Despite the fact that they spent the second half of the episode trying to find a balance between quality and efficiency, they are still behind schedule. Less than five seconds of footage takes a group 20 days. As the lead times get shorter, the price reductions become more significant and the tension between creativity and efficiency increases.

Ultimately, Asakusa puts idealism aside and works on masking animation frame reuse, lack of detail and static or repetitive backgrounds, and creating lines to simulate movement - strategies not usually employed by Yuasai himself, but so often used by his colleagues. by industry. In other words, these are some kind of tricks that animators have been doing for years so that they can finish the job without burning out.


This anime suggests that this is part of a structural problem, highlighting the artists' dissatisfaction with the need to deliberately do inferior work because time is absolutely not on the animator's side. Towards the end of Episode 4, when the work is finally nearly finished, the usually idealistic Asakusa makes the rather devastating observation that her film is "more the result of a passion that collapsed about cheapening and racing against time." For a show that mostly consists of humor, optimism, and the heroines are flying in the clouds, this is an amazingly grounded moment that brings everything back to earth.

But this would not be a project from Yuasa if its nature were completely dark and cynical on a par with reality. The episode ends with a triumphant presentation of their short, where the audience comes to understand the value of their work.

Of course, this is just another step, as the girls immediately take it apart, discussing shortcomings and potential improvements. In the very last episode, they are still struggling with the logistics side of animation by outsourcing the work. Mizusaki speaks directly about the difficulty of creating at least one drawing and notes that, despite the additional time for their new project, she will have to work at home and on the road.


In an interview, Eunyoung Choi, the show's producer and co-founder of Science Saru, said the following about the project: “everyone on our team shared ideas based on their experiences,” and that with leaders like Yuasa, the team “can express how they feel ".

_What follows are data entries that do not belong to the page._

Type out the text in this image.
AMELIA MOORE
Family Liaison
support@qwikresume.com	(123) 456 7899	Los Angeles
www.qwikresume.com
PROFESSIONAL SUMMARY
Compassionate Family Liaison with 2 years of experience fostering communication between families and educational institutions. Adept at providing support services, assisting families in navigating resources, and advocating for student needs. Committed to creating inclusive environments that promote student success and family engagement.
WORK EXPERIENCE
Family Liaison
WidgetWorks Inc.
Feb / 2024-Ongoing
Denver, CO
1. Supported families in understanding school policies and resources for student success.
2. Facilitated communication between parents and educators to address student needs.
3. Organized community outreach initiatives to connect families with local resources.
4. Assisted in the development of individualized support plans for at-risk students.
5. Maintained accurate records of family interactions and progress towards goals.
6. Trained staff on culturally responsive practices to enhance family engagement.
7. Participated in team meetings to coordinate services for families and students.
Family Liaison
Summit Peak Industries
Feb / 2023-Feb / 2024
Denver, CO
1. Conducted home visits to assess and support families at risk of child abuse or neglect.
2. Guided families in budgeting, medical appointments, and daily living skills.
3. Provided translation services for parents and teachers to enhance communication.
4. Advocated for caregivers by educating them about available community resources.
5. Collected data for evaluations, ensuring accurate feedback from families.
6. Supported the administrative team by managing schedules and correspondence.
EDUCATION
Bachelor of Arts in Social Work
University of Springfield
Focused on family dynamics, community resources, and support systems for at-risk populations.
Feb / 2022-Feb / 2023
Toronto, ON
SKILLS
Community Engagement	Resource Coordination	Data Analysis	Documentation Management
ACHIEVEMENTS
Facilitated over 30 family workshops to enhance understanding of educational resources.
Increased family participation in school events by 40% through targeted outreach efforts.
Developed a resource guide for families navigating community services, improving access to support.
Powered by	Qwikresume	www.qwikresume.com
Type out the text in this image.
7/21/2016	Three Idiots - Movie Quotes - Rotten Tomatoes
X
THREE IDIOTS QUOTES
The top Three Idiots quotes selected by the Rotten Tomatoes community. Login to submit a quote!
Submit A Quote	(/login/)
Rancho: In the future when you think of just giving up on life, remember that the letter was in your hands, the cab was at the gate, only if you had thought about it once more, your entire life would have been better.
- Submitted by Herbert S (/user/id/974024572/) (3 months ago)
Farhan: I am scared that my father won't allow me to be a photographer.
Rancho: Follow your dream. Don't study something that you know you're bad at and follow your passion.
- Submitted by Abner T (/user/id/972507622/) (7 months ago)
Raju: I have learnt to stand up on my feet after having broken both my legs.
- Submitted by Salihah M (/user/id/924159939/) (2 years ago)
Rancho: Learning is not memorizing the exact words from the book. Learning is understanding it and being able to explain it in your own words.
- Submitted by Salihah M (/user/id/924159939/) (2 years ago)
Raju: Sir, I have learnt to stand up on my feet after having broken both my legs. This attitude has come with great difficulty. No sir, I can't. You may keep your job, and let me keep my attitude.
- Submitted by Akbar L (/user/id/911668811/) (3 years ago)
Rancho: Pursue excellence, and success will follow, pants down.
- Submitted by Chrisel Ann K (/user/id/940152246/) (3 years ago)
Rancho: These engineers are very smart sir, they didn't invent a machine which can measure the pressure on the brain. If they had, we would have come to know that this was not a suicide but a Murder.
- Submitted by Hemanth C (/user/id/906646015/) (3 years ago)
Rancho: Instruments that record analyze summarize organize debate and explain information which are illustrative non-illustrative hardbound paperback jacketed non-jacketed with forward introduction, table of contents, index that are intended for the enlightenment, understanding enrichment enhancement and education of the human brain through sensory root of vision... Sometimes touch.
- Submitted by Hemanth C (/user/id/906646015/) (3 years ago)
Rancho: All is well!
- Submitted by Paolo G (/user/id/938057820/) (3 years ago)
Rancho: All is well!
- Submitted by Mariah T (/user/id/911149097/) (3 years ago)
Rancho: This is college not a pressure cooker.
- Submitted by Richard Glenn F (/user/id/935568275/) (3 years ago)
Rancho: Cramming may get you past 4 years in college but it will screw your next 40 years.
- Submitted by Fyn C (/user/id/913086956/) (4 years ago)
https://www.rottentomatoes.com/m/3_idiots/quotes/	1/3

While it is difficult to gauge the actual working conditions of the show itself, it seems that the first six episodes gave some food for the mind to young artists looking to work as an anime director or animator.

"Hands off the cinema club!" although it raises many of the problems of modern animation, it says nothing about how you can change the situation. But at the very least, it shows the reason why someone would fight against time in such terrible working conditions: the joy that other people experience, fascinated by the art you have created, is inimitable. And the show reflects those ideas, intended as a message for high school students who have a passion for the craft. While anime values art, it also asks us to appreciate the blood, sweat, and sleepless nights of those who gifted the art to us.

The Topic of Article: Like ”Keep Your Hands off Eizouken!” tells the story of the difficult days of anime artists.